The Serpent's Mark by S. W. Perry

The Serpent's Mark by S. W. Perry

Author:S. W. Perry
Language: eng
Format: epub
Publisher: Atlantic Books


13

The guildhall of the College of Physicians is a fine timbered building on Knightrider Street to the south-west of St Paul’s. Though modest in size, it exudes an air of almost Puritan rectitude. The learned Fellows who pass through its door are no less sober in dress and character. A bright ribbon tied around the knee, too extravagant a feather in your cap, and you’ll be taken for a dangerous renegade. Nicholas remembers how Eleanor used to tease him that one day she would wake up to find herself the wife of just such a staid and stern physician.

Eleanor had been the very antithesis of conventional: a lithelimbed, freckled meadow-sprite daughter of a neighbouring Barnthorpe yeoman, as hard to hold in one place as gossamer caught on a summer breeze. How could she ever have loved such a country dullard as I? he wonders. She’d had time enough, after all, to see his many faults – they’d known each other since childhood. Yet when he’d asked her to marry him – barely three years ago now, at the Barnthorpe May Fair – she’d coolly asked him why it had taken him so long to pluck up the courage.

Wondering if his imaginings in John Lumley’s orchard might have been somewhat premature, Nicholas rubs a precautionary hand across his eyes. He cannot enter this stolid place unmanned by tears.

Shown into a stuffy, low-ceilinged chamber on the first floor, Nicholas is allowed a moment’s enjoyment of the noise of carts passing by in the street and the smell of the wet-fish stalls, before a clerk in formal gown closes the window. The physicians would have the Lord Mayor expel the fishmongers from Knightrider Street, but the Fishmongers’ Guild was incorporated first – by a good two hundred years. So the physicians must either sweat or smell fish. The impasse does not bode well for Nicholas.

Behind a long polished table, their backs to the window, four Censors sit like hanging judges, resplendent in formal gowns and starched ruffs. Led by Arnold Beston, a wiry little man with a squint in his left eye that gives him a permanently doubting expression, they are charged with maintaining the College’s professional standards. It’s clear to Nicholas from the start that they consider him lacking in every single one.

‘Mr Shelby, where is your doctor’s gown?’ asks Beston.

‘I don’t have one,’ says Nicholas bravely.

‘You don’t own one – or you were never awarded one?’

From the other end of the line, Censor Frowicke stabs at a sheet of paper with a finger. ‘It says here – Michaelmas ’86, under Professor Lorkin.’

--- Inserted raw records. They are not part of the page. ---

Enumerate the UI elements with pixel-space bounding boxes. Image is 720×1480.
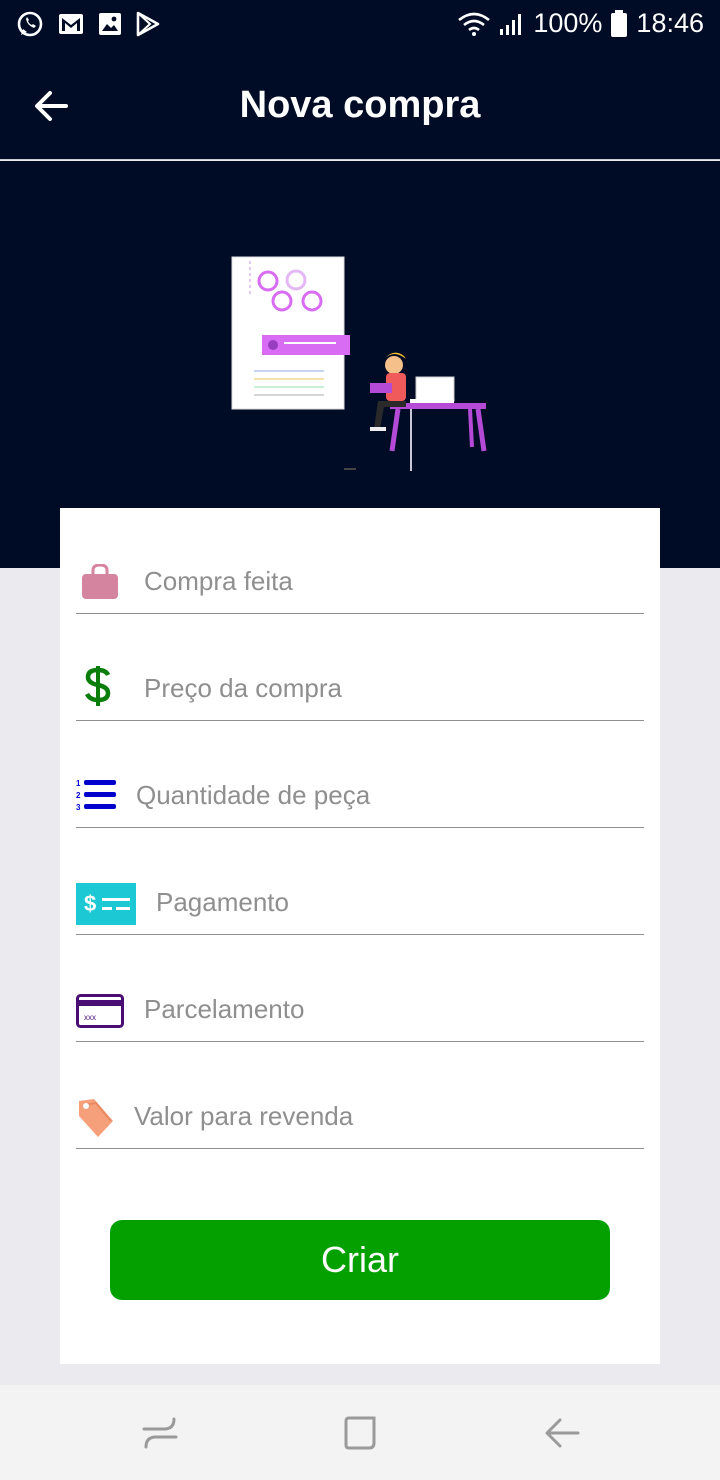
numbered-list-icon: 1 2 3	[76, 779, 116, 812]
payment-field[interactable]: $ Pagamento	[76, 865, 644, 935]
play-store-icon	[136, 11, 160, 37]
status-bar: 100% 18:46	[0, 0, 720, 50]
system-back-icon[interactable]	[542, 1413, 582, 1453]
system-nav-bar	[0, 1385, 720, 1480]
gmail-icon	[59, 14, 83, 34]
battery-icon	[611, 9, 628, 37]
purchase-made-field[interactable]: Compra feita	[76, 544, 644, 614]
illustration-person-at-desk	[231, 256, 487, 471]
svg-text:$: $	[84, 891, 96, 916]
resale-value-placeholder: Valor para revenda	[134, 1101, 354, 1131]
create-button[interactable]: Criar	[110, 1220, 610, 1300]
resale-value-field[interactable]: Valor para revenda	[76, 1079, 644, 1149]
recent-apps-icon[interactable]	[140, 1413, 180, 1453]
purchase-made-placeholder: Compra feita	[144, 566, 293, 596]
payment-icon: $	[76, 883, 136, 925]
svg-text:3: 3	[76, 803, 81, 812]
app-bar: Nova compra	[0, 50, 720, 160]
gallery-icon	[99, 13, 121, 35]
svg-text:xxx: xxx	[84, 1013, 96, 1022]
clock: 18:46	[636, 8, 704, 38]
wifi-icon	[458, 12, 491, 36]
payment-placeholder: Pagamento	[156, 887, 289, 917]
installments-placeholder: Parcelamento	[144, 994, 305, 1024]
home-icon[interactable]	[340, 1413, 380, 1453]
svg-text:1: 1	[76, 779, 81, 788]
form-card: Compra feita Preço da compra 1 2 3 Quant…	[60, 508, 660, 1364]
dollar-icon	[84, 666, 111, 706]
signal-icon	[500, 13, 522, 35]
installments-field[interactable]: xxx Parcelamento	[76, 972, 644, 1042]
battery-percent: 100%	[533, 8, 603, 38]
credit-card-icon: xxx	[76, 994, 124, 1028]
purchase-price-placeholder: Preço da compra	[144, 673, 342, 703]
shopping-bag-icon	[82, 564, 118, 599]
purchase-price-field[interactable]: Preço da compra	[76, 651, 644, 721]
svg-text:2: 2	[76, 791, 81, 800]
hero-banner	[0, 161, 720, 568]
piece-quantity-field[interactable]: 1 2 3 Quantidade de peça	[76, 758, 644, 828]
piece-quantity-placeholder: Quantidade de peça	[136, 780, 371, 810]
whatsapp-icon	[17, 11, 43, 37]
price-tag-icon	[79, 1099, 113, 1137]
page-title: Nova compra	[239, 84, 481, 126]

‘Then where is the gown, Mr Shelby?’ asks Beston.

‘I threw it away. Into the Thames. October last, if I recall. My memory of that time can be unreliable.’

Silence, save for the low rumble from the street. Thank God they can’t smell the fish, thinks Nicholas.

‘You threw your gown away?’ asks Frowicke in disbelief. ‘Whatever for?’

‘I had no want of it any more. I do remember regretting that.’

Beston’s face softens. He likes contrition.